22 octobre 2005
Ryan Adams / Jacksonville City Nights

Ryans Adams
Jacksonville City Nights
Il faut
sauver le soldat Ryan... Il faut le soutenir envers et contre tout... Contre
les maisons de disques qui, bientôt, vont le lâcher, incapables de suivre son
rythme effréné (ce nouveau disque sort 4 mois après le précédent, qui était,
rappelons le, un double album). Contre ses thuriféraires habituels qui déjà ne
voient en lui qu'un poseur, un habile faiseur. Contre lui même. Combien de temps
tiendra t'il à ce rythme là ?
Ce type chante
comme un dieu, écrit des chansons magnifiques (sûrement plusieurs par jour), il
est, à lui seul, le plus crédible héritier de Gram Parsons, le pendant jeune et
fougueux du Steve Earle (période "Train a comin") et il a
indéniablement l’étoffe d’un rassembleur, à la manière du Loner ou du Boss par
exemple. On peut donc faire la fine bouche... Mais, sur ma platine, c'est ses
disques qui tournent en boucle. C'est ses chansons qui mettent du baume sur les
plaies du quotidien. Ce nouveau disque suit donc de peu le déjà très bon Cold
Roses… Et il est encore meilleur… Plus resserré, plus près de l’os. C’est de la
country.
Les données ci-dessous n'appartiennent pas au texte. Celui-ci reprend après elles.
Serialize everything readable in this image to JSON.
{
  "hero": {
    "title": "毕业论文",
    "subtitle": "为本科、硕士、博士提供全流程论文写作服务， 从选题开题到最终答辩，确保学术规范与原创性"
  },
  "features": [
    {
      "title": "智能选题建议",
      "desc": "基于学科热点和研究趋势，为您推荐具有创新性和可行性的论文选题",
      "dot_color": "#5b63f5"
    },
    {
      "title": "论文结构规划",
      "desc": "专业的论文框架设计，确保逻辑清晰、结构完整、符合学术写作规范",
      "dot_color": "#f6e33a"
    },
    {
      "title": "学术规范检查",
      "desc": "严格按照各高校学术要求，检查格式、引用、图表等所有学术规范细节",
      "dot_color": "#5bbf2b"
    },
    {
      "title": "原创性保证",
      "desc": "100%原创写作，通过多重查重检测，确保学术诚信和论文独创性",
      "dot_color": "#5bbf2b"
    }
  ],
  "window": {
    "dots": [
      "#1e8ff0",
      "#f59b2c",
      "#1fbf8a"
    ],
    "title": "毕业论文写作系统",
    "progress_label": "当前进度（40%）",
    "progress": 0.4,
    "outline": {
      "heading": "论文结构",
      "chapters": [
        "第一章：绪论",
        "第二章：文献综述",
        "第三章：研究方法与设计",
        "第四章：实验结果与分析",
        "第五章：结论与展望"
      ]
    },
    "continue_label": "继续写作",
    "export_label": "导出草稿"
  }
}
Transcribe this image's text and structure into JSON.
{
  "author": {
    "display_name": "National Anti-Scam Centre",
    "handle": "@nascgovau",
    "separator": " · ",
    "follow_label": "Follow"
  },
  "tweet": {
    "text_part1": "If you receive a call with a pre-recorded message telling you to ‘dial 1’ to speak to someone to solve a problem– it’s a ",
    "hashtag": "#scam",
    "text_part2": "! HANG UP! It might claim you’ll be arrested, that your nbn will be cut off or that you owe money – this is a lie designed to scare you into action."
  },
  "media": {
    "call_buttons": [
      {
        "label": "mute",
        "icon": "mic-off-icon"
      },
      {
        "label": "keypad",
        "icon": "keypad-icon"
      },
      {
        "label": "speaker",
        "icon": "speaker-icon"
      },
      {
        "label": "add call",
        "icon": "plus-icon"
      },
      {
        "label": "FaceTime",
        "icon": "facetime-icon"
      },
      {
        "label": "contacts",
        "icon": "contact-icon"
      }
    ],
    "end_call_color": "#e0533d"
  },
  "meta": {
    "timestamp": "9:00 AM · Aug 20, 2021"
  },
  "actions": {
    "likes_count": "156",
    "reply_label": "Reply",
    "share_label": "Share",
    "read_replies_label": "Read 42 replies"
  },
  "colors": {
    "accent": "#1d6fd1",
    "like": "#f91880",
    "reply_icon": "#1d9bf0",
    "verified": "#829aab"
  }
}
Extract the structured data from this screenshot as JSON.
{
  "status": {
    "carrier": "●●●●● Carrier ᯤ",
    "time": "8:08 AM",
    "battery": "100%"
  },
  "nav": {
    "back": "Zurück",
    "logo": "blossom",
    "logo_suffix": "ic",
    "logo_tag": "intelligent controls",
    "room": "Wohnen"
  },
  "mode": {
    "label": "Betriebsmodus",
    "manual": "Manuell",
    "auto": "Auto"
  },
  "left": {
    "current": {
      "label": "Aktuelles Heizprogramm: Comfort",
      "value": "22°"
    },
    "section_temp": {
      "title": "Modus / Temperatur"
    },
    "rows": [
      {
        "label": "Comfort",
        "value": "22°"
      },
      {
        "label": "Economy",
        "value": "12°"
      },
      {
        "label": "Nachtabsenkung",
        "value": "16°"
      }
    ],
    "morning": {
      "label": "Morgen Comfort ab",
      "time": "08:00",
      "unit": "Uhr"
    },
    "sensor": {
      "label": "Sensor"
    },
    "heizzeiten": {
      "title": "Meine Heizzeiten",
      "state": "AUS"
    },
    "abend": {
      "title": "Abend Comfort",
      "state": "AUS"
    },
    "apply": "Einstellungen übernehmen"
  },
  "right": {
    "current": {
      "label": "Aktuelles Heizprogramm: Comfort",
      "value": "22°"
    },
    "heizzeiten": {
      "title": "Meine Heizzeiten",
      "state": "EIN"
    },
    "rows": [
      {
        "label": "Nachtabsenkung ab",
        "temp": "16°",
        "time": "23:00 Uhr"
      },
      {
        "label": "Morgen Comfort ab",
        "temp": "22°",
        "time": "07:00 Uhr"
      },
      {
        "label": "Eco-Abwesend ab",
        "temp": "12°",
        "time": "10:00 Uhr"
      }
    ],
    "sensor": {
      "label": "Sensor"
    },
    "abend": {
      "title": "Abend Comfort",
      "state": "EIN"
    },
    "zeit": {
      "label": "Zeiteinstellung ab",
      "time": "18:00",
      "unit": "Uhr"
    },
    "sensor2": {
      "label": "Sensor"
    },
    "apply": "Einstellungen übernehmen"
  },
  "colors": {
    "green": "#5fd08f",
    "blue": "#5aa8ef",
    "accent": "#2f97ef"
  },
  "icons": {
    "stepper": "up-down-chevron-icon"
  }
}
Mais la meilleure, celle des rebelles, des punks et des rockers qui, quand
ils posent les armes et s’assoient pour en pousser une petite, dévoilent les
plaies et les bosses et laissent entrevoir les grandeurs de leur âme. Bien sur,
j’exagère un peu… Tout n’est pas parfait dans ce disque sobrement produit par
Ian Caple (Deus, Bashung etc…). A cette cadence là, on n’évite pas les
remplissages ou les choses plus dispensables. Mais pour quelques ballades à
tomber (« the end »), ces délicieuses lampées de pedal steel, ces
subtiles harmonies des voix féminines et masculines (on n’a pas entendu mieux
depuis Gram Parsons et Emmylou Harris) et ce chant de prince blanc, il faut
sauver le soldat Ryan.
07 octobre 2005
Fleetwood Mac / Peter Green's Fleetwood Mac

Fleetwood Mac
Peter Green's Fleetwood Mac
Premier album de Fleetwood Mac (usine à tubes « middle of the road » des seventies), « Peter Green’s Fleetwood Mac » est un authentique disque de blues. L’un des tous meilleurs qu’on puisse entendre enregistré par des musiciens blancs. Peter Green, l’un des trois guitaristes fondateurs du groupe, est un prodige, sûrement bien meilleur que Clapton qu’il remplacera un temps au sein des Bluesbreakers de John Mayall même s’il n’atteindra jamais la notoriété de son rival. Très vite, sa carrière va souffrir de l’abus de drogues (il est semble t’il assez friand des acides) et Green va sombrer dans la paranoïa et dans un mysticisme religieux des plus douteux allant jusqu’à porter robes et crucifix lors de ses dernières apparitions scéniques avec le groupe. En fait, il ne se remettra jamais vraiment et depuis trois décennies, ses rares apparitions ne rassurent pas vraiment sur sa santé mentale. Restent donc les disques enregistrés avec Fleetwood Mac avant son départ et le virage country pop du groupe (« Rumours » est l’un des grands succès de l’industrie du disque). Ce disque notamment, enregistré en 1968, qui est un modèle de sobriété et de bon goût. Chaque chanson, composition ou reprise, est portée par le respect que Green voue à ses pairs blacks : Elmore James (influence omniprésente ici), Howlin Wolf (« No place to Go »), Freddie King ou bien encore John Lee Hooker (« The world keep on turning »). Pas de superflu donc, juste l’essentiel. On appréciera la force sensible de son chant mais aussi et surtout la fluidité de son jeu de guitare qui fait des merveilles sur le superbe « I loved another woman ». Un disque indispensable pour tout amateur de blues.